Despite the fact that a constitution guarantees certain rights, changing people's perceptions and attitudes will take some time. These are always lagging behind regardless of the station in life, whether these people are in government or in the general public. These attitudes and perceptions must change or hypocrasy remains!

The bond between mother and child is strong, so I wish a speedy, sucessful end to this drama in a way that is of benefit to all concerned.

Kathryn Gilleran | April 11, 2009 5:36 PM

I agree with you Sher. I don't want to take away from the grief that the Holloway family is going through, because they truly are victims. But the reality is, right from the start my son's case was treated different. Not just by the Austrian Police but by the US Embassy in Vienna. All the attention was focused on the fact that he was a gay male "....thus HIV positive (which he was not and they knew it), emotionally unbalanced (which he was not), thus he committed spontaneous suicide". This is what the police repeated to me over and over. In the DSM IV, "Diagnostic and Statistical Manual of Mental Disorders", which is the Physicians bible of diagnosing illnesses, there is no such thing as "spontaneous suicide". I guess it only happens in Austria to Gay Men. Hate Crimes, Defamation, and Indifference against LGBT's continue to be on the rise, here and abroad.
Thanks Steve for keeping my son's story alive and sharing it. My goal is to find the truth about what happened to my son. Also to prevent another family from ever having to go through a situation like this, alone, with no Embassy help to navigate in a foreign country. With PFLAG as an advocate and hopefully the help of Senators Schumer and Gillibrand, I pray we reach that goal, and that equality and acceptance becomes closer to reality. But people have to be willing to speak up. Silence is our worse enemy.

Ingrid McWilliams | April 14, 2009 4:17 PM

My friend, Kathy, has been trying to move heaven and earth to get answers to her son's disappearance. The only way to make that happen is to not let this story disappear. The authorities know Kathy has to eventually go back to the U.S. and they just have to "wait her out" until that happens. Only with international pressure and media attention will anything happen. Thank you to all of those who are trying to make that happen.

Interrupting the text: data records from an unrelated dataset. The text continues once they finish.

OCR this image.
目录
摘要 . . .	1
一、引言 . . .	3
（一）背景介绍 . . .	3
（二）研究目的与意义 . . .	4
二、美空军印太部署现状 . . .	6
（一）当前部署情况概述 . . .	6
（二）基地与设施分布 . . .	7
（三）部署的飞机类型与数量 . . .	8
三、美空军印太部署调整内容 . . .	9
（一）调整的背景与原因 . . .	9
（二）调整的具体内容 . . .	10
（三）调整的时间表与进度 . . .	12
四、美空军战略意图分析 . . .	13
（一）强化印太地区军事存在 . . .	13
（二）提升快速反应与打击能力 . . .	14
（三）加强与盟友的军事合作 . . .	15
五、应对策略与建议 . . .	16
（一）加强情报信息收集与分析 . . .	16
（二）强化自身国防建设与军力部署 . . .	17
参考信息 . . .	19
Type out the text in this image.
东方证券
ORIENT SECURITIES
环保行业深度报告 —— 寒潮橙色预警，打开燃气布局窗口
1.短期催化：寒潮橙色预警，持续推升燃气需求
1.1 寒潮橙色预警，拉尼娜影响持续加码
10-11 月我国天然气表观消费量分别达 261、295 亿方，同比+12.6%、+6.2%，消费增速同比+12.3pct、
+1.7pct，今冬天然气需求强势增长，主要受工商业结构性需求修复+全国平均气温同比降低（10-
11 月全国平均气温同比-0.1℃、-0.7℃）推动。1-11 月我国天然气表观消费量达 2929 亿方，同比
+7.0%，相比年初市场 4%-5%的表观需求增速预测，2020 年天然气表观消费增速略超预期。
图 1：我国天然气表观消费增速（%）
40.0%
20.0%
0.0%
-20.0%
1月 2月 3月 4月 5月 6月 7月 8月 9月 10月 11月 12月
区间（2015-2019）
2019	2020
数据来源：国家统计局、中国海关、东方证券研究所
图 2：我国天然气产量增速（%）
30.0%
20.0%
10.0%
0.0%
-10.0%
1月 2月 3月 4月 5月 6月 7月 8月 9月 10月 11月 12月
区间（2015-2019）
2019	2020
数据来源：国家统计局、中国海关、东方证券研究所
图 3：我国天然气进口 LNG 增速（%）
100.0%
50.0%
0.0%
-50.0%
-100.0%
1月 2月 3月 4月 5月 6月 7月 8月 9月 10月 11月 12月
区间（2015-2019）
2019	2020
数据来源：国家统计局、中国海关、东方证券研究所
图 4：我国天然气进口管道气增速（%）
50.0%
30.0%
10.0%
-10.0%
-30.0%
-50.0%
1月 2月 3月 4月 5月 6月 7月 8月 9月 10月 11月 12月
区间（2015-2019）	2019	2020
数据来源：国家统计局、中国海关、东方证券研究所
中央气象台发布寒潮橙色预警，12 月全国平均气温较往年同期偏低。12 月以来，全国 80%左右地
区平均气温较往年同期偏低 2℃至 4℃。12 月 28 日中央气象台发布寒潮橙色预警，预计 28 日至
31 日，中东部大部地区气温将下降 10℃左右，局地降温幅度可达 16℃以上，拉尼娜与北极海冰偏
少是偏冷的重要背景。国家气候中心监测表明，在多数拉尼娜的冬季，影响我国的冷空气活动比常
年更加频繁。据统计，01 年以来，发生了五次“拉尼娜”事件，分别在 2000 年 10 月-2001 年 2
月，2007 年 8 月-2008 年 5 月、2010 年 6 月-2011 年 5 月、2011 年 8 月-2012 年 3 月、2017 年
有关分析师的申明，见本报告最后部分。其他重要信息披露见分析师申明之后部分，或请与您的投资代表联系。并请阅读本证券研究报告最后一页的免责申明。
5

Thanks to the writier of this article. We would not know about this story without your help. This seems like a good opportunity for the new senator from NY to support constituents in the upstate NY area. One would hope that our new Secretary of State would be involved, as well.

Prayers of comfort and courage to all involved.

I just somehow have to believe that one day soon, our goverment, heck even the human race, will start to care about each other. This mother has been through hell clearly and who is fighting for her? Is there anyone out there that can stand up and say enough?

I have been following this story since Aeryn's disappearance in 2007 and I still cannot believe that we still have no information about his disappearance today than we did a year and half ago.

I'm leaving this comment in hopes that it motivates people to give a damn. This woman needs people to give a damn about her son Aeryn.

I will keep you in my thoughts and prayers Ms. Gilleran. Good luck.

I just wanted to say thank you so much to the person who wrote this story ! I know this mother and met her son they are both incredible people !Aeryn missing is a loss to anybody who could of had the pleasure to meet him and the world for the impact he would have made. This man worked for the UN he was making a difference ! His mother was a Police Officer and made a difference in the lives of the people she interacted with and still does today ! Ya know I can understand that predjudice is out there, but to not as a Police Officer want to at the veryy least bring some small comfort to a grieving mother is absolutely beyond my comprehension. To me that would be a core type of thing that would make someone want to do that type of work to do things just like that. Its a disgrace to that office and their nation.